Thanks @AnnieStar12 yes my 1st missed misscarage I was 11 weeks when I found out it had stopped growing at 5 weeks.. this was natural conception.. fetous had stopped growing and was in there for 6 weeks, never bleed or had symptoms at all .. the night after the scan everything came away naturally.. was strange .. she did say I had symptoms as it’s the placenta that gives of the hcg and my placenta had kept growing so that’s why I still had symptoms etc.. my other miscarriages av never had any kind of bleeding until it all passed .. that’s why I was never offered progesterone before as my linning was always thick and levels were fine , I just wonder if having it this time , my body would just have expelled this knowing it was abnormal, but the progesterone is just keeping it in ?! They got back and as I had bloods privately, EPU want to do their own bloods (they can’t take private results as valid or something as it wasn’t them that done them ?) then when these results come back she said they will prob scan me .. just more waiting ..🥺

DippyDuck19 · 25/06/2024 19:50

@hopefullsosbry I am soo sorry that it's not good news 💔 and rubbish the EPU won't take the private bloods so you have to wait a bit longer!
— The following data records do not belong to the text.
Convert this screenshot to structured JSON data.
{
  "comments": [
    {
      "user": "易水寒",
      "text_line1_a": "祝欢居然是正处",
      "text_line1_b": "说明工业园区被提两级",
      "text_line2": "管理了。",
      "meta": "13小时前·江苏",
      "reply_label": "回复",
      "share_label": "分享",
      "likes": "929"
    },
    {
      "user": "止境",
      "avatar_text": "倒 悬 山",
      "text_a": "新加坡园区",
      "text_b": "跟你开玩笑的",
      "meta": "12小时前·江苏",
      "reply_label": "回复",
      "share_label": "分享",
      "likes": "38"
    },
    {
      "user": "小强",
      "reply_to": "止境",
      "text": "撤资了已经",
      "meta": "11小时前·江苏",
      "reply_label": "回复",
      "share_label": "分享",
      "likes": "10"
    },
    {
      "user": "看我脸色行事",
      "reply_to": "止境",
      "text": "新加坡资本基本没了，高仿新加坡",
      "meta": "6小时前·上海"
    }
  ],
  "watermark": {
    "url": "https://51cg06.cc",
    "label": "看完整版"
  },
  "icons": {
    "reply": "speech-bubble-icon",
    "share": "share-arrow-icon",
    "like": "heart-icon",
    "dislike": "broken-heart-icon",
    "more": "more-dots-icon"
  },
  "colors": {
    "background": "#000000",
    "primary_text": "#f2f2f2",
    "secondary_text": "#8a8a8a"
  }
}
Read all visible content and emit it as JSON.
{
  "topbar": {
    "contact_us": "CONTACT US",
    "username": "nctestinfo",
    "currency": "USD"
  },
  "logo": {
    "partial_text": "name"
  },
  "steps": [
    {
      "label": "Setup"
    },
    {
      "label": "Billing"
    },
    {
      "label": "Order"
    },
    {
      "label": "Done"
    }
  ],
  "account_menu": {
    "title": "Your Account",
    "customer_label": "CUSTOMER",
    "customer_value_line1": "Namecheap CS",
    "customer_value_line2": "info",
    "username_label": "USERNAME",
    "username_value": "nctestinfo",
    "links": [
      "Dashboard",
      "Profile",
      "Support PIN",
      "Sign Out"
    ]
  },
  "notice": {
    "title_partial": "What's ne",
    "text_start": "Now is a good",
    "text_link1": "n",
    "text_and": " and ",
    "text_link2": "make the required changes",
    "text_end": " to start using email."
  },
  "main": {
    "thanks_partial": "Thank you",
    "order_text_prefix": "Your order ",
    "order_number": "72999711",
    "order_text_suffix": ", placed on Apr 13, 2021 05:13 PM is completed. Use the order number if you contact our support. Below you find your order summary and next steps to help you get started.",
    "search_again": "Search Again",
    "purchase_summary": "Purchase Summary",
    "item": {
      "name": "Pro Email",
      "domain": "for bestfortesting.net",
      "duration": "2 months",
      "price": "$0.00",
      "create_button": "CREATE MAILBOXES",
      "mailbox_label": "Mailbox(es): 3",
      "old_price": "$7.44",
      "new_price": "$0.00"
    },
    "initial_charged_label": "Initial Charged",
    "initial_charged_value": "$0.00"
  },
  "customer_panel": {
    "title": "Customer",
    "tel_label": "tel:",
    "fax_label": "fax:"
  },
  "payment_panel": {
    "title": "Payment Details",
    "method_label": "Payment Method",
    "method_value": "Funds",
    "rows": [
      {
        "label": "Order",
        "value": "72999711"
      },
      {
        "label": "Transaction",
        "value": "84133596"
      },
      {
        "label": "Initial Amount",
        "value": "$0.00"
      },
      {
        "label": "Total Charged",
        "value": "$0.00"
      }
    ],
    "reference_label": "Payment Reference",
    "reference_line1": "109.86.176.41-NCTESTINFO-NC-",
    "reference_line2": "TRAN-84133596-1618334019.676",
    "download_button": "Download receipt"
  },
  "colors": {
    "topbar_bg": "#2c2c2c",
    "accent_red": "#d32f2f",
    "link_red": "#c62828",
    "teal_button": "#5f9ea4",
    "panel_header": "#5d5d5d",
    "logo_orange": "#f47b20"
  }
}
I really hope you get confirmation one way or another, being stuck in limbo must be hard. Sending virtual hugs.

HopefulllHolly · 25/06/2024 19:51

@hopefullsosbry Can you make a bit of a fuss and ask for the scan while you’re there for bloods for your piece of mind about ectopic? It seems really unreasonable to make you wait for bloods to come back when they could just do both there and then and give you half an answer at least?